Ms Somaaya also agreed with him, and talked about a person who acts as a PRO for some doctors in the media. While talking about movies, she said, “The moment critics agree to participate in private screenings by movie makers, they fall into a trap. When the movie gets over, the director/producer would discuss all about ratings and review content and would often not compromise. The review is filed almost immediately after; without any introspection or thought preceding it; and even bad movies get good ratings.” She talked about how she was asked to repeat discussions on Aishwarya Rai’s newborn because bookies had placed huge bets on the event.
Mr Ayaz Memon said that paid news about sports; especially cricket, started when matches were telecasted on television. “Suddenly, some journalists could earn more from one coverage than what they were getting annually.

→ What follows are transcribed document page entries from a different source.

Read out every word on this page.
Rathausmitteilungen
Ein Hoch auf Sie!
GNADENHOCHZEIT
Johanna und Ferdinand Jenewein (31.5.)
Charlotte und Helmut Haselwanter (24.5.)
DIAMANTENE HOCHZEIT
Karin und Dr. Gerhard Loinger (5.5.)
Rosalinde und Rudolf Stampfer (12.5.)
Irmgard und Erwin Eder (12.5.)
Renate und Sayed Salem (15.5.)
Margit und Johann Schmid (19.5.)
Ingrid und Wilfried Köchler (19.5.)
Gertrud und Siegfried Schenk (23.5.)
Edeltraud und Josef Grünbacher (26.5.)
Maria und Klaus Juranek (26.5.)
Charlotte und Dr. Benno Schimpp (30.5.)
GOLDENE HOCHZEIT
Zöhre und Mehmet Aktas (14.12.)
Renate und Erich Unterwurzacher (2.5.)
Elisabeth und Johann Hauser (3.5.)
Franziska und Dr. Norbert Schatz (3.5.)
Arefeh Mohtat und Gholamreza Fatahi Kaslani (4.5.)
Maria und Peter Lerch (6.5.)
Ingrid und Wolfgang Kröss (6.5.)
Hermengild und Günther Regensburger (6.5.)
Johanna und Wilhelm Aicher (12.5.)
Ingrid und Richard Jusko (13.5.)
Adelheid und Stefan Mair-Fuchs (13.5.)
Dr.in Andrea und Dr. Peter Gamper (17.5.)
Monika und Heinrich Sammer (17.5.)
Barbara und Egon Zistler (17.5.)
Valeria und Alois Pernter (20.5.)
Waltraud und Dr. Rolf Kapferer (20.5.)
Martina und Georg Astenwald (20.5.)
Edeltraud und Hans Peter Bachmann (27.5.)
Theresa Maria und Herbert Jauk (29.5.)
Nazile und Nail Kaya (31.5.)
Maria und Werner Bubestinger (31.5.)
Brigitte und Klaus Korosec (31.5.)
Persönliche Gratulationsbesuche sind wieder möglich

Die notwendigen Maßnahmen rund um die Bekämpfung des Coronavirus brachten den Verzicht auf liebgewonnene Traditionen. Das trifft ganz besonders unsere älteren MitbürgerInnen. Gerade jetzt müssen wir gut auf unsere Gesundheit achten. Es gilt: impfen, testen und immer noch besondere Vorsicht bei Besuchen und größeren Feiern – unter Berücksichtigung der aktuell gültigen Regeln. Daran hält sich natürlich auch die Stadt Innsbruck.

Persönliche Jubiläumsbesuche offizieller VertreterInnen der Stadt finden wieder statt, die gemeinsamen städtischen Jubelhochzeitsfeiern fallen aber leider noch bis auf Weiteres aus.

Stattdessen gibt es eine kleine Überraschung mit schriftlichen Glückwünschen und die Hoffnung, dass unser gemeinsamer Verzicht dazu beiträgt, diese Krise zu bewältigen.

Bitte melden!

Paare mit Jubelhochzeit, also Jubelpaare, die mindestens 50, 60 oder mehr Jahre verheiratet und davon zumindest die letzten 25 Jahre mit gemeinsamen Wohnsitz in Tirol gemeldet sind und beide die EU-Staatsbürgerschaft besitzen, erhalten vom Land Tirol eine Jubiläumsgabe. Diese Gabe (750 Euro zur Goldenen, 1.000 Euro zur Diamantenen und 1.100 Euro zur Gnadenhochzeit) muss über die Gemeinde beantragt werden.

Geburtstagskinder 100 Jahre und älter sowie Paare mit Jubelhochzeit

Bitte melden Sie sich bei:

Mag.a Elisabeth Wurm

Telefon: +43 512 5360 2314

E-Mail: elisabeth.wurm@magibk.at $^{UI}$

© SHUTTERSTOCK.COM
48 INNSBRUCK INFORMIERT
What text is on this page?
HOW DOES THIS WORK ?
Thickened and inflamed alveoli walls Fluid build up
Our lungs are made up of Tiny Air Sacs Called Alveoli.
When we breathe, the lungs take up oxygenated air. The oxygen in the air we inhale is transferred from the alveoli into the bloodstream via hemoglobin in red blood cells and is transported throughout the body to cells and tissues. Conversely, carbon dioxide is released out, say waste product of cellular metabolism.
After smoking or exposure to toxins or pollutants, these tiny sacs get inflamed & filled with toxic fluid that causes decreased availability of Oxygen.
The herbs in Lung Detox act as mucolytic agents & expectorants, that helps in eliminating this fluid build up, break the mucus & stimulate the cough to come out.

Everyone jumped in, and in order to earn more than their rivals, they started to go for paid news,” he said. He gave the example of IPL, which had many media houses as stakeholders of franchises. “The media went gaga over the IPL, and started to promote it like it was the best thing in cricket. The moment the scam surfaced, they all started to throw muck. The audience should ask that what they were doing for three years, and why they had promoted IPL if they now say that everything was bad about it.”
Mr Guha Thakurta pointed out how for the first time, an Uttar Pradesh MLA’s candidature was cancelled because the Election Commission came to know that she had paid for news coverage. When asked about what is to be done with erring publications, he said that media, apart from self-regulation, must have an independent regulatory authority with teeth. “The PCI and Editors Guild must be empowered. In other countries, they can direct media houses to issue apologies or even fine them in case they cross their limits or publish paid content. Efforts are being made to strengthen the PCI,” he said.
He also said that if someone is convinced that his newspaper is duping him, he should change his subscription. “And if you are repelled by your news channel, use the remote control,” he said.